You've got a big problem here. You can SAY, that the way of structuring an
O.S. results in an O.S., that is at least as readable and understandable as
Minix, is more portable and runs faster than Minix, but in order to prove
that, you have to show that some O.S. has these properties or write such
an O.S. yourself. I don't mean that everyone who makes a comment on some
deficiency has first to solve it before saying something, but you've got to
make your statements plausible.

When you've ever dived in Unix sources, you can see, that they are quite
unreadable.

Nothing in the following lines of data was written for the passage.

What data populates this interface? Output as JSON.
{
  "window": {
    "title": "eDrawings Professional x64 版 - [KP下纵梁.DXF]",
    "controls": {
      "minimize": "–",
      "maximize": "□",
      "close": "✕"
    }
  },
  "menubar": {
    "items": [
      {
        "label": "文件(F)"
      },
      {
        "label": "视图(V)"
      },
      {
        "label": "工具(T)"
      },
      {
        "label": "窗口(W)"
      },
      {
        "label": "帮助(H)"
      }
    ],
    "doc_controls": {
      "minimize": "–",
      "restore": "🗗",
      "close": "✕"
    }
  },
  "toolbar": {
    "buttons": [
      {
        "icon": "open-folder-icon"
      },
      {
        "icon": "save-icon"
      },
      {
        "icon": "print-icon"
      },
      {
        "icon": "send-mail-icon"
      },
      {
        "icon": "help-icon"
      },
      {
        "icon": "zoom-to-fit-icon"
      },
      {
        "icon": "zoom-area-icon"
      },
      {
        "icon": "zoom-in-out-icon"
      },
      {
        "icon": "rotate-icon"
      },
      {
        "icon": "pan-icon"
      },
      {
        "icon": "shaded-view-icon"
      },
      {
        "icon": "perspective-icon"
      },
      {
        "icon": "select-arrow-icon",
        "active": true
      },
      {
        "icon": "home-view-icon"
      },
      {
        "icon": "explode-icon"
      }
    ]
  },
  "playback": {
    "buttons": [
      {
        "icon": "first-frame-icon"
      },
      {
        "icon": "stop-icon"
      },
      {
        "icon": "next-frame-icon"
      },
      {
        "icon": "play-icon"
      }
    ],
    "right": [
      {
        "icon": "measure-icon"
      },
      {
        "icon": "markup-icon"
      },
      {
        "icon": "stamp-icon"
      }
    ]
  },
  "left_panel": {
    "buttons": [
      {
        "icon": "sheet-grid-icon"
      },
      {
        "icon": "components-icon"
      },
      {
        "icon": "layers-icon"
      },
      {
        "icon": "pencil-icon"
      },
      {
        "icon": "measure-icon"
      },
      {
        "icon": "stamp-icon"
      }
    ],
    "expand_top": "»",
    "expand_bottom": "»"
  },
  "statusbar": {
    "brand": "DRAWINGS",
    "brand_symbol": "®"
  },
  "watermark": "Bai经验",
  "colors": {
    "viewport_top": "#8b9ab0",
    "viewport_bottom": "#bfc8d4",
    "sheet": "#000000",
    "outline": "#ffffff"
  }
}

My SCSI task for Minix on the SparcStation consists of two
files, one header and one C file, with a total length of 30KB. The SCSI
driver for SunOS 4.0.3c is contained in 37 files, scaterred over 6
directories for a total of more than 350KB. I know that there are reasons
for this and that the SunOS driver is faster and more versatile than
Minix's, but writing or reading such a SunOS driver requires you to be
more than a `normal' expert.

Give me one good reason why Minix, after it is structured the way Unix is,
won't go the same way of size, complexity and unreadability as Unix has
followed since 1970?! You say, that you're not promoting to throw the
entire O.S. into one big jumble. Can you clarify that? When I look at Unix,
that's just what's going to happen when you structure Minix that way!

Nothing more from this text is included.